While these early side effects happen to nearly all patients to a degree, the late effects are rarer and tend to be meaningful for a minority of patients. Speaking in broad terms, they are the consequence of scar tissue laid down after the inflammation goes away. In most cases, scar tissue inside the body is not so different than scar tissue after a cut on the skin: It is there, but it does not necessarily have any impact on a patient’s quality of life. In rarer cases, this scar tissue can be meaningful and cause pain or dysfunction of the organ where it is laid down. For this reason, patients schedule follow-up with their radiation doctors every few months after treatment. The goals of these appointments are to address these side effects (if they occur) and to assess whether the cancer is in remission or active.

One other adverse event worth noting is that some of the changes caused by radiotherapy in normal cells can snowball into a new cancer many years after the treatment, an association that is also true for many chemotherapies. Thankfully, the risk of these secondary cancers appearing is very low and, even if they occur, usually many years are required for the secondary cancer to appear. For instance, a recent epidemiological analysis of breast cancer suggested that if 100 patients who received radiation as part of their treatment lived for an additional 10 years after their treatment, then only 1 would experience a secondary cancer from radiotherapy (1). For the typical patient who is recommended to have radiotherapy to maximize their outcome, the clear and present danger of the current cancer carries much higher risks than the low possibility of a secondary cancer many years later.

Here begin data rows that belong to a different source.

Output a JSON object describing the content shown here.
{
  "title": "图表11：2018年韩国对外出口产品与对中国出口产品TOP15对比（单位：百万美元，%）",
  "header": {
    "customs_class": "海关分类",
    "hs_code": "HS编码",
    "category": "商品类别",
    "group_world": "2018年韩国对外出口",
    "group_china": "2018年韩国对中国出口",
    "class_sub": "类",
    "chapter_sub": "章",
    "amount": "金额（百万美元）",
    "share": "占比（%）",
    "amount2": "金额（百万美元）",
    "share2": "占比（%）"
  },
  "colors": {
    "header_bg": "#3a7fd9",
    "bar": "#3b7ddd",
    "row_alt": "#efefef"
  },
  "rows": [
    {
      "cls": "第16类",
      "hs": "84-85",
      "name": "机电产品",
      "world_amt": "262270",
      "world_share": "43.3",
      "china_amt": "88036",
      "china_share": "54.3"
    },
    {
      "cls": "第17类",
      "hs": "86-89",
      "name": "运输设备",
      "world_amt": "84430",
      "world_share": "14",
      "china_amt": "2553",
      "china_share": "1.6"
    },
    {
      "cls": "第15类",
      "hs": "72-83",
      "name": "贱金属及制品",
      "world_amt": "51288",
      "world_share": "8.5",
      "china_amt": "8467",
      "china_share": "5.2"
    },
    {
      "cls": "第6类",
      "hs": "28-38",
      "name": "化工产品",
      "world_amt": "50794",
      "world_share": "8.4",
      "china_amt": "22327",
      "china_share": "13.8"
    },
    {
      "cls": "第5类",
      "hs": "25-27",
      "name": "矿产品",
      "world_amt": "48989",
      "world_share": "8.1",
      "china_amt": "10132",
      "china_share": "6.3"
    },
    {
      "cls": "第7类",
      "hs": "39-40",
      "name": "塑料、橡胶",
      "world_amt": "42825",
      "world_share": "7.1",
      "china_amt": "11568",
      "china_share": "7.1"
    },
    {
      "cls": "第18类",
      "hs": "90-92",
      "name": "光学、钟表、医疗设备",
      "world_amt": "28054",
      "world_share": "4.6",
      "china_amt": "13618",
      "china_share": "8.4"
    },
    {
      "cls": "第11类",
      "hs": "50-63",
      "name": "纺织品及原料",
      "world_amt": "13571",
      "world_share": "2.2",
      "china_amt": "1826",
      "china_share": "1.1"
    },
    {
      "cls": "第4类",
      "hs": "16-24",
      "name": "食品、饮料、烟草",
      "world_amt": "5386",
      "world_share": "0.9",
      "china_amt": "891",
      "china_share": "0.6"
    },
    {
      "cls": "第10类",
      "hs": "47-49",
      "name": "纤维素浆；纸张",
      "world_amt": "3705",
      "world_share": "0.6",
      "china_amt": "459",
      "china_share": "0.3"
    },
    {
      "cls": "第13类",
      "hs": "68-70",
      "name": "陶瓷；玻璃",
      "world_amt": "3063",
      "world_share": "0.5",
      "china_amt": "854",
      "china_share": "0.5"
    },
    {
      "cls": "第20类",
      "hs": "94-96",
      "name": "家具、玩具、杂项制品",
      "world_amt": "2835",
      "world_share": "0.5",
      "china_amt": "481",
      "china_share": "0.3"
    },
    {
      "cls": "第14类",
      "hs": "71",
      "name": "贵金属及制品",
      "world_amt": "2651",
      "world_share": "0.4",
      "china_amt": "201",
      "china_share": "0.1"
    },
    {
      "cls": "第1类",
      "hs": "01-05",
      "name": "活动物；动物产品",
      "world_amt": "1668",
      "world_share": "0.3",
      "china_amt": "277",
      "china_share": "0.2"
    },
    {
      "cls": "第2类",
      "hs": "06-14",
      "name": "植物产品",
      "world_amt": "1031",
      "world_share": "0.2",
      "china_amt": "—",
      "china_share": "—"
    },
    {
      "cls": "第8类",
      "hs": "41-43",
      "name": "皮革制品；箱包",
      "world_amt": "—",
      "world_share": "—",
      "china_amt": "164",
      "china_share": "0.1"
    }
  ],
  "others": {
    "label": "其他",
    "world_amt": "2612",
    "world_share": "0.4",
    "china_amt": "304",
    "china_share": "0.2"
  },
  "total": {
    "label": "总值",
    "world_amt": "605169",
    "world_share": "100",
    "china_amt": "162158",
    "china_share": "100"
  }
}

Finally, some of my patients would ask about the different kinds of particles that are out there in the atomic and subatomic realms. Perhaps they have heard of these particles from their science classes or even on television commercials advertising a special form of radiotherapy. Indeed, it is impressive that oncologists have harnessed a number of particles for radiotherapy, including protons, neutrons, electrons, photons, and even something larger called an alpha particle, which consists of two protons and two neutrons stuck together. Each of these particles has its own features, advantages, and disadvantages – just like different bullets have different calibers, grooves, widths, and so on. However, the fundamental mechanism of cancer cell killing remains the same with all of these particles. They are all fast moving projectiles with which we shoot to kill cancer.

We have barely scratched the surface of radiotherapy, and so we will dig deeper on this topic in next month’s post. We will go into more depth on how doctors decide on things like the dose and number of sessions of radiotherapy. What I am especially excited about discussing is how radiotherapy and drug therapies – each powerful on its own — can work together to get outstanding outcomes. After all, Michael Jordan was also great on his own, but I’m not sure that six NBA championships would have happened without Scottie Pippen.

Refs.

1. Burt, L. M., Ying, J., Poppe, M. M., Suneja, G., & Gaffney, D. K. (2017). Risk of secondary malignancies after radiation therapy for breast cancer: comprehensive results. The Breast, 35, 122-129.

*There is another form of therapeutic radiotherapy where radioactive chemicals are directly injected into the bloodstream, but this constitutes a fairly rare situation in the overall spectrum of radiation treatments for cancer.